May grew up in a disciplined close-knit house hold that valued family and education. In her teens she developed an interest in nursing and was encouraged in her ambitions by her father. Mrs. Stevens however did not like the work and made her objections abundantly clear to her daughter. Young May would not be deterred and with her father’s support enrolled in the nursing programme at the Elizabeth Garett Anderson Hospital in London. This was a time when the position of Matron in the Caribbean was held by a British woman. May Stevens was determined to change all that. She completed her diploma as a State Registered Nurse and stayed in England during part of the war years to ensure she had a proper grounding in the profession. At the time London was under regular bombardment by the German Luftwaffe.

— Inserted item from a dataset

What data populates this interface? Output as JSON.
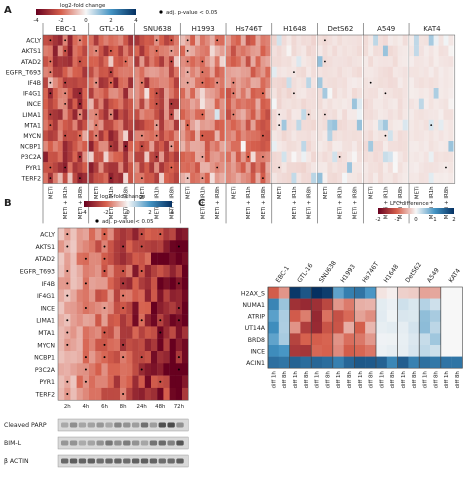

Miss Stevens returned to St. Kitts to take up the post of District Matron in 1942. This branch of nursing was still in its infancy on the island. In due course Stevens was employed as Matron at the Glendon Hospital in Montserrat. Then in 1949, she was appointed Matron of the Cunningham hospital in St. Kitts. She was the first person born in the Presidency of St. Kitts-Nevis-Anguilla to hold the position. This meant that Stevens was responsible for the day to day management of the hospital and the training of nurses. Because student nurses also functioned as members of staff, training was, at times, sporadic. To enable her to administer the final General Nursing examination locally, she was given the opportunity to attend a Sister Tutor’s Course at the Royal College of Nursing.

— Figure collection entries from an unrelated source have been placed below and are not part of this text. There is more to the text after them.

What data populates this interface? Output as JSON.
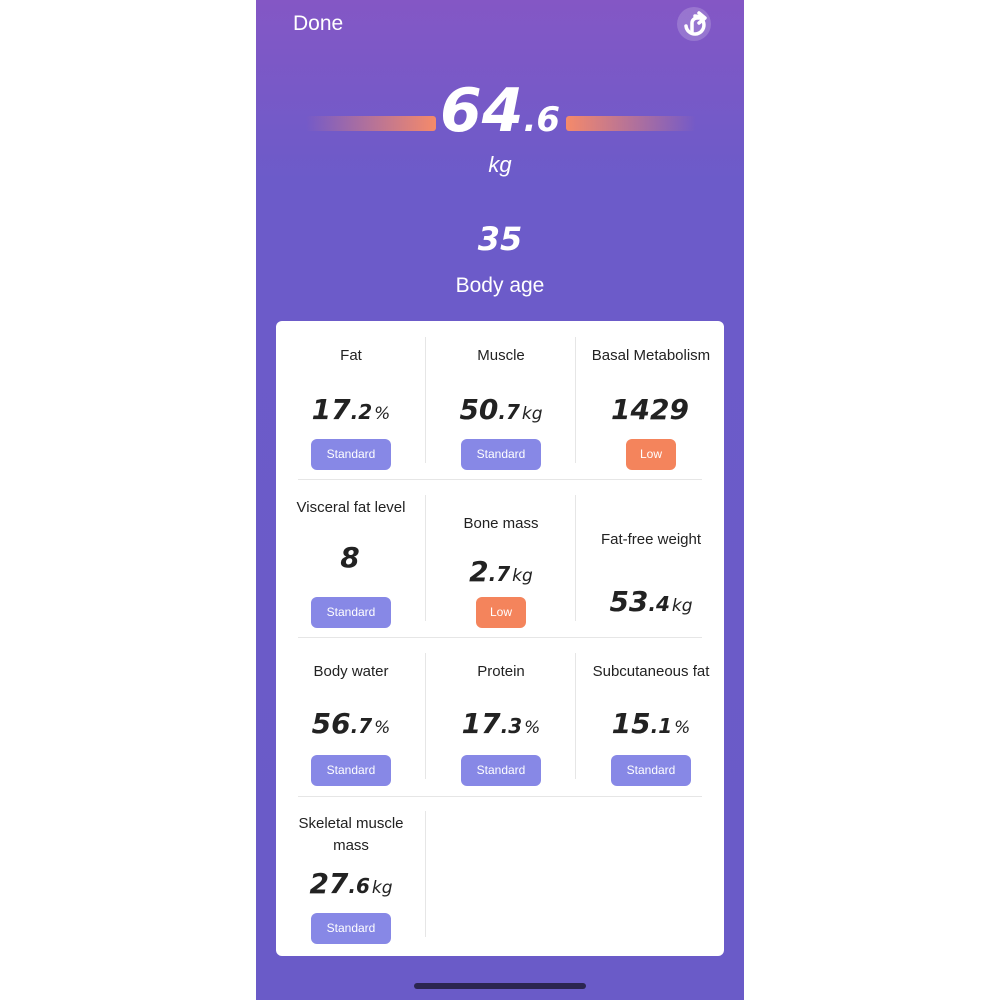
{
  "header": {
    "done_label": "Done",
    "share_icon": "share-refresh-icon"
  },
  "weight": {
    "main": "64",
    "dec": ".6",
    "unit": "kg"
  },
  "body_age": {
    "value": "35",
    "label": "Body age"
  },
  "colors": {
    "standard": "#8788e6",
    "low": "#f4845c",
    "background": "#6a5bc8"
  },
  "metrics": [
    {
      "label": "Fat",
      "main": "17",
      "dec": ".2",
      "unit": "%",
      "status": "Standard"
    },
    {
      "label": "Muscle",
      "main": "50",
      "dec": ".7",
      "unit": "kg",
      "status": "Standard"
    },
    {
      "label": "Basal Metabolism",
      "main": "1429",
      "dec": "",
      "unit": "",
      "status": "Low"
    },
    {
      "label": "Visceral fat level",
      "main": "8",
      "dec": "",
      "unit": "",
      "status": "Standard"
    },
    {
      "label": "Bone mass",
      "main": "2",
      "dec": ".7",
      "unit": "kg",
      "status": "Low"
    },
    {
      "label": "Fat-free weight",
      "main": "53",
      "dec": ".4",
      "unit": "kg",
      "status": ""
    },
    {
      "label": "Body water",
      "main": "56",
      "dec": ".7",
      "unit": "%",
      "status": "Standard"
    },
    {
      "label": "Protein",
      "main": "17",
      "dec": ".3",
      "unit": "%",
      "status": "Standard"
    },
    {
      "label": "Subcutaneous fat",
      "main": "15",
      "dec": ".1",
      "unit": "%",
      "status": "Standard"
    },
    {
      "label": "Skeletal muscle mass",
      "main": "27",
      "dec": ".6",
      "unit": "kg",
      "status": "Standard"
    }
  ]
}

The discipline of her youth was reflected in her approach to her new job. She expected nurses to be professionally attired, and observant of hospital rules even if this meant the withdrawal of privileges formerly enjoyed by the upper classes of Society. She was also aware that her own performance was under a microscope and that there were those who were looking for excuses to criticize her skills and abilities. However she stuck to her course putting the interest of the patient first and the encouragement of her nursing staff a very close second. The education of nurses was a priority. In 1960 she worked with the Chief Education Officer to facilitate evening courses in Mathematics and English for nurses willing to sit the General Certificate of Education and she sought scholarships for staff nurses who showed leadership potential.
May Stevens’ whole life was centered on the hospital and she earned the respect of her staff, physicians, health workers, patients and the community in general. On retirement in 1967, Stevens returned to Nevis where she continued her involvement in healthcare through her work with the Red Cross. She was honored for her commitment to nursing in 1969 and in 1999.